The woman lifted her head, and raised her arms so that the packages of groceries she was holding fell on the street and scattered but she didn't notice. She ran and fell into his arms.
"Johnny, Johnny, Johnny, Johnny.”
"I'm back, mother, I'm here, Now this is no time to... Let's go inside, mother."
"Let me touch you again, just let me touch you... Johnny, Johnny. You look so beautiful. If I had known... We have hardly any food in the house. Where are my groceries... Johnny, it's you. It's you, you didn't change."
"I brought all the food you need, mother. And clothing. And coffee, soap, everything. You don't have to worry about that any more."
"Look, Johnny, look in the garden. I have kept them growing, see how they grew? Remember when you planted those trees? Oh, the furniture was all broken. This room here was a stable. They broke that wall there. But I cleaned up everything, and I wanted to have window‑panes too by the time you came home."
"We'll get the windows, mother. We'll get furniture too. You don't have to worry."
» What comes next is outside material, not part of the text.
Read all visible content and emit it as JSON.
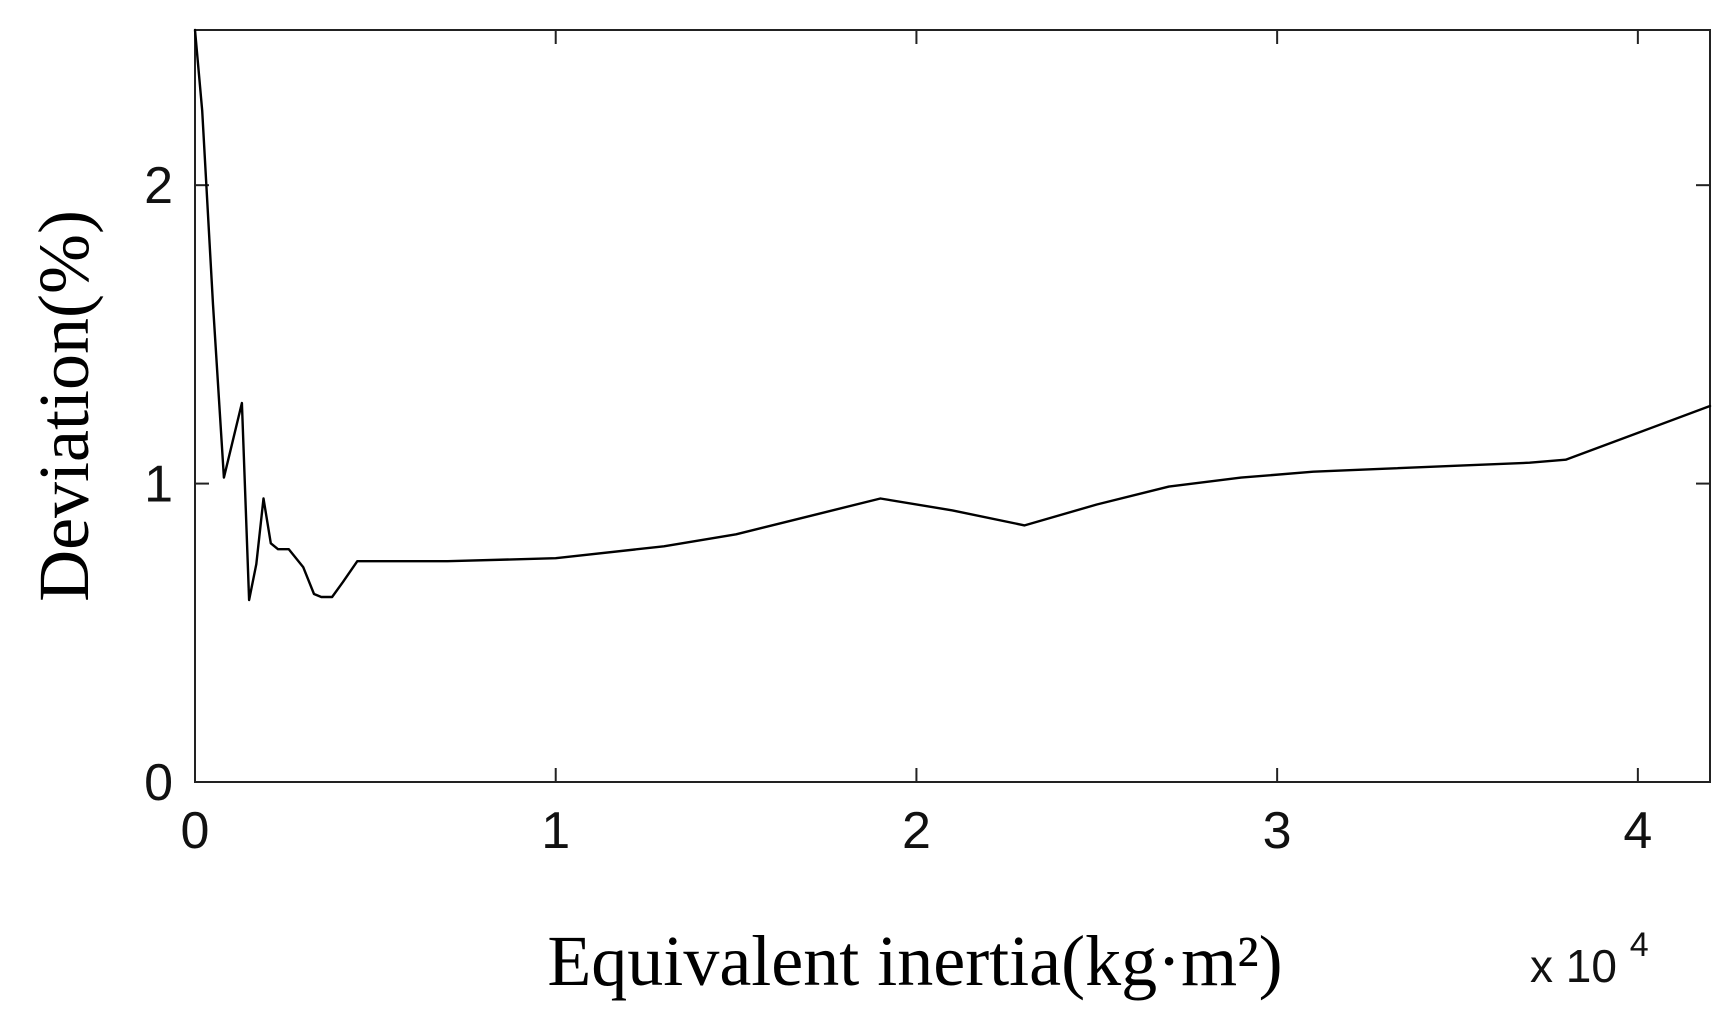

"Oh, Johnny, I'm trying not to cry ...so hard...but you didn't change, you smile just like when you were a little boy...here, I saved these, I kept them under my bed every night. He said they're important, he always said they must get to America, they must get to our son Johnny, your father said. Here, I kept them for you."
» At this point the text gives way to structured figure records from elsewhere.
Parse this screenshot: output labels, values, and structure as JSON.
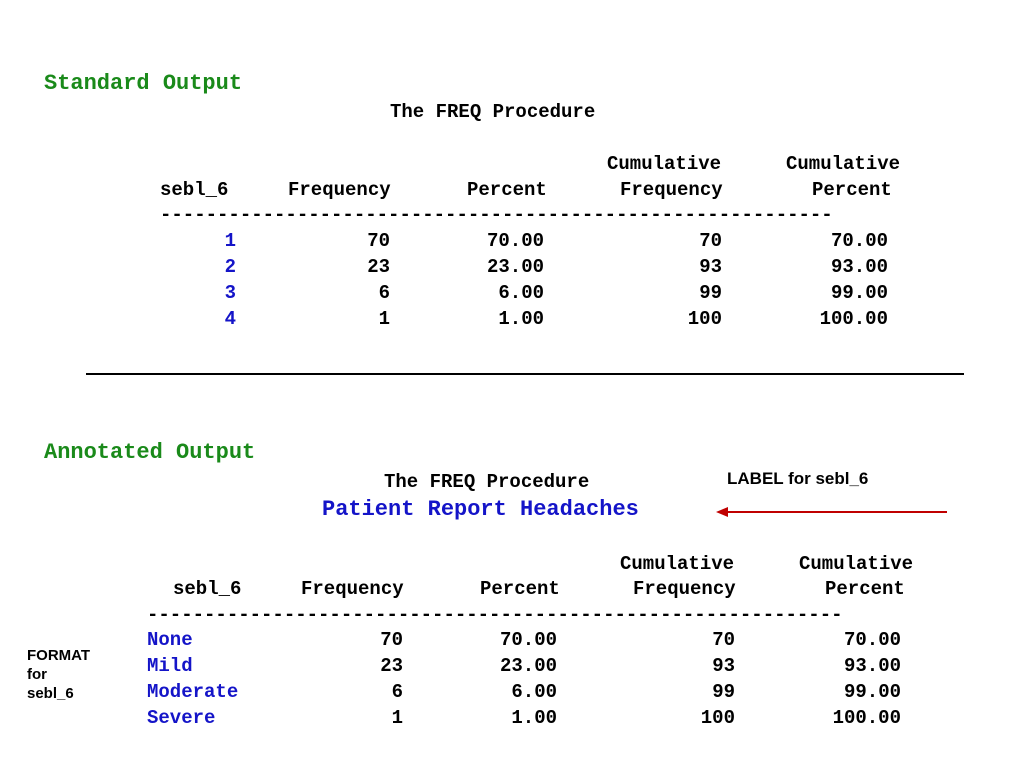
{
  "standard": {
    "heading": "Standard Output",
    "proc_title": "The FREQ Procedure",
    "headers": {
      "cum_top_1": "Cumulative",
      "cum_top_2": "Cumulative",
      "var": "sebl_6",
      "freq": "Frequency",
      "pct": "Percent",
      "cum_freq": "Frequency",
      "cum_pct": "Percent"
    },
    "rule": "-----------------------------------------------------------",
    "rows": [
      {
        "value": "1",
        "freq": "70",
        "pct": "70.00",
        "cum_freq": "70",
        "cum_pct": "70.00"
      },
      {
        "value": "2",
        "freq": "23",
        "pct": "23.00",
        "cum_freq": "93",
        "cum_pct": "93.00"
      },
      {
        "value": "3",
        "freq": "6",
        "pct": "6.00",
        "cum_freq": "99",
        "cum_pct": "99.00"
      },
      {
        "value": "4",
        "freq": "1",
        "pct": "1.00",
        "cum_freq": "100",
        "cum_pct": "100.00"
      }
    ]
  },
  "annotated": {
    "heading": "Annotated Output",
    "proc_title": "The FREQ Procedure",
    "label_title": "Patient Report Headaches",
    "label_callout": "LABEL for sebl_6",
    "format_callout": [
      "FORMAT",
      "for",
      "sebl_6"
    ],
    "headers": {
      "cum_top_1": "Cumulative",
      "cum_top_2": "Cumulative",
      "var": "sebl_6",
      "freq": "Frequency",
      "pct": "Percent",
      "cum_freq": "Frequency",
      "cum_pct": "Percent"
    },
    "rule": "-------------------------------------------------------------",
    "rows": [
      {
        "value": "None",
        "freq": "70",
        "pct": "70.00",
        "cum_freq": "70",
        "cum_pct": "70.00"
      },
      {
        "value": "Mild",
        "freq": "23",
        "pct": "23.00",
        "cum_freq": "93",
        "cum_pct": "93.00"
      },
      {
        "value": "Moderate",
        "freq": "6",
        "pct": "6.00",
        "cum_freq": "99",
        "cum_pct": "99.00"
      },
      {
        "value": "Severe",
        "freq": "1",
        "pct": "1.00",
        "cum_freq": "100",
        "cum_pct": "100.00"
      }
    ],
    "colors": {
      "arrow": "#c00000",
      "value_text": "#1414c8",
      "heading": "#1a8a1a"
    }
  }
}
John took the thick bunch of papers. They were yellow around the edges, tied with a ribbon. Typewritten pages with penned insertions and marks in his father's methodical handwriting. A collection of essays, or, perhaps a book. Why Rome really fell. Timely subject indeed. He knew he would never open and read those papers. Those last fifteen minutes with his father on the train, without a fighting word, without a cry, without even a tear, he thought. For why struggle, why fight the tyranny of Rome? Why yell or shout or cry, or demonstrate on the streets, or give up a business, a pulpit, a three-room flat, a radio-phonograph combination, a cupboard full of China -- and why go to the mountains? It is so much more civilized, so much more moral and respectable to be law-abiding and to listen to the best authorities and to consider both sides of a story, and to be careful with eating ice cream, and to quietly write a book, and to gently, peacefully go to the slaughter like cattle. The meek shall inherit the earth?
"What did you say, Johnny? What did you say?"
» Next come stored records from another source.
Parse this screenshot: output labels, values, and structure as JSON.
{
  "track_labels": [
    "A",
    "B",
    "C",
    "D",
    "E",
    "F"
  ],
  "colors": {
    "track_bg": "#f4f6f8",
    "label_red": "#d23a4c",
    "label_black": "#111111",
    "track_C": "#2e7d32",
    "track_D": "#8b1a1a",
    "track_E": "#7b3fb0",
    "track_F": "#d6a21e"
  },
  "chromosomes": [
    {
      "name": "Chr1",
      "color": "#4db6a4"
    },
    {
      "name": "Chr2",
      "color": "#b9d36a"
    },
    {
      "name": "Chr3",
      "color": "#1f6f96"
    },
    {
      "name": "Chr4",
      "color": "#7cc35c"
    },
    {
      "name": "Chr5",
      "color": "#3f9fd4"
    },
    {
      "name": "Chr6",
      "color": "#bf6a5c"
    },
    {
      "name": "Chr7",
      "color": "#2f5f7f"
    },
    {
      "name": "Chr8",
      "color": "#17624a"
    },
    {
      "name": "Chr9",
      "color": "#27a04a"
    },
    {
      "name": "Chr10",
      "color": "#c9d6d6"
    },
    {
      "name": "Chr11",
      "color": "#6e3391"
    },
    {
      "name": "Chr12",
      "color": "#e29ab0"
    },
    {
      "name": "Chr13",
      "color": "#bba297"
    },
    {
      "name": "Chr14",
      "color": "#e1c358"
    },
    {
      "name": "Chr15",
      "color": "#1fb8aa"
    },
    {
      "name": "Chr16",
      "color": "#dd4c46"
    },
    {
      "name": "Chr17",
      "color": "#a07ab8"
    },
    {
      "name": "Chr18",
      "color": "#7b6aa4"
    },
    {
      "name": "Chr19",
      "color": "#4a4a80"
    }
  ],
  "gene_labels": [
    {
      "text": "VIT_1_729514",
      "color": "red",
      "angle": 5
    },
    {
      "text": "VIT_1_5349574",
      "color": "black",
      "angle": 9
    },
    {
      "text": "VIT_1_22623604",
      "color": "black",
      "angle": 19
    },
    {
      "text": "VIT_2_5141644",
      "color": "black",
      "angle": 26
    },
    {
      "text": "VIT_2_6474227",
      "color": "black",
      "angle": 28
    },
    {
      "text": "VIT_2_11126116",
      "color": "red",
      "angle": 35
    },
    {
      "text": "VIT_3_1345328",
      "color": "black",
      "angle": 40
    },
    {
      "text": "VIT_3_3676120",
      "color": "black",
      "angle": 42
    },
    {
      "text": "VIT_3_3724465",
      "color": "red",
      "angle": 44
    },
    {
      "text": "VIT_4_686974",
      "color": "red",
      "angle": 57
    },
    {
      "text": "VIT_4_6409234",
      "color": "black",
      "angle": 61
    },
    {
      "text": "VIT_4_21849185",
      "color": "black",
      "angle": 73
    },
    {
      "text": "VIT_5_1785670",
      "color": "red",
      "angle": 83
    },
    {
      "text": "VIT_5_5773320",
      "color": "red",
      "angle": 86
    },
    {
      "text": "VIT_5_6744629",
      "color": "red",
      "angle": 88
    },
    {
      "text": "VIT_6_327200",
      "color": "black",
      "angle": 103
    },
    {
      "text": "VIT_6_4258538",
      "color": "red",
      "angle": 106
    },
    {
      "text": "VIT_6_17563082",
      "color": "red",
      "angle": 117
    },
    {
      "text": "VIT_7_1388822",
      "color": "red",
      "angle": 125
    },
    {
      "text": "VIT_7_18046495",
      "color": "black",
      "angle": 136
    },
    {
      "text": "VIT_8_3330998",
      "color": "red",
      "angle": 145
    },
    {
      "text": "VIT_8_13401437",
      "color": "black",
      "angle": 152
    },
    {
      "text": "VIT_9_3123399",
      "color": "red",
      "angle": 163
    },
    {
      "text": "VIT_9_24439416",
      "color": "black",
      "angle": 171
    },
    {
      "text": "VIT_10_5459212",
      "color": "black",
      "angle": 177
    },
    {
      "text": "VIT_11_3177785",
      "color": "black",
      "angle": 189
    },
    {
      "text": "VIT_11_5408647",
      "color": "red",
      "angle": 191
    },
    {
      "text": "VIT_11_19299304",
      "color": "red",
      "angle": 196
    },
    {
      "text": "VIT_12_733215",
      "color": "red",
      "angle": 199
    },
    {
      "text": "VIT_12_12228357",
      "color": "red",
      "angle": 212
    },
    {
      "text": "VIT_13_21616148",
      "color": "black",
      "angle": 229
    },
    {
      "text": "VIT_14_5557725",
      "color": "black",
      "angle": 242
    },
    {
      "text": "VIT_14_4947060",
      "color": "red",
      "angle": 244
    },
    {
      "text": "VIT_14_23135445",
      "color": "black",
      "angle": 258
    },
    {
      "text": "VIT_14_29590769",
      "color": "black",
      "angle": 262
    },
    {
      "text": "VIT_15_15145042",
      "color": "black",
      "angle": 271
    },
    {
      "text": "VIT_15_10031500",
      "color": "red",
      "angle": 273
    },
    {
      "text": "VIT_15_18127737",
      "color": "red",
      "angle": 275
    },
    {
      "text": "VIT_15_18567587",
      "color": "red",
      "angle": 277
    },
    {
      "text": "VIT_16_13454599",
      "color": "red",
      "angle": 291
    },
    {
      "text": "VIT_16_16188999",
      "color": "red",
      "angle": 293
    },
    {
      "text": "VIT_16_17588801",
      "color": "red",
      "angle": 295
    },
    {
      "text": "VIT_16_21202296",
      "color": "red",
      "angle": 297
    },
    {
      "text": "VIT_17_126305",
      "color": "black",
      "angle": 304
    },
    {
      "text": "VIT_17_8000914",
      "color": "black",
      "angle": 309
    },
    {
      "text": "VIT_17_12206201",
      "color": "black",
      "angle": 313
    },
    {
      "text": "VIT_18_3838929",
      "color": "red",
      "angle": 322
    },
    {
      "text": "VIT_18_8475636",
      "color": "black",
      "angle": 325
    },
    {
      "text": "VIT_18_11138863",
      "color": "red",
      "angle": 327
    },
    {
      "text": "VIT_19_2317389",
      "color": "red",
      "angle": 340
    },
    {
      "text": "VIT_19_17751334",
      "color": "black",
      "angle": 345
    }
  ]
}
"Nothing, mother. American slang. Like hell, I said. Like hell."
Made me cry.
I wonder what details he changed besides his name and the subject of his father's book. Now I do think I realize where the two version's of his father's arrest are in my head. This version is obviously from the story. The version of him being dragged off the tram car is what Opapa told me, so I would guess that is what happened (assuming that Margit told Opapa what actually happened).
Also made me cry. And reading the story after all your previous posts, it’s like reading it as a different person—like watching a movie, where you just know what’s happening and want to do and say something but can’t. Like you’re in a third realm. Such beautiful writing (yours and Opapa’s).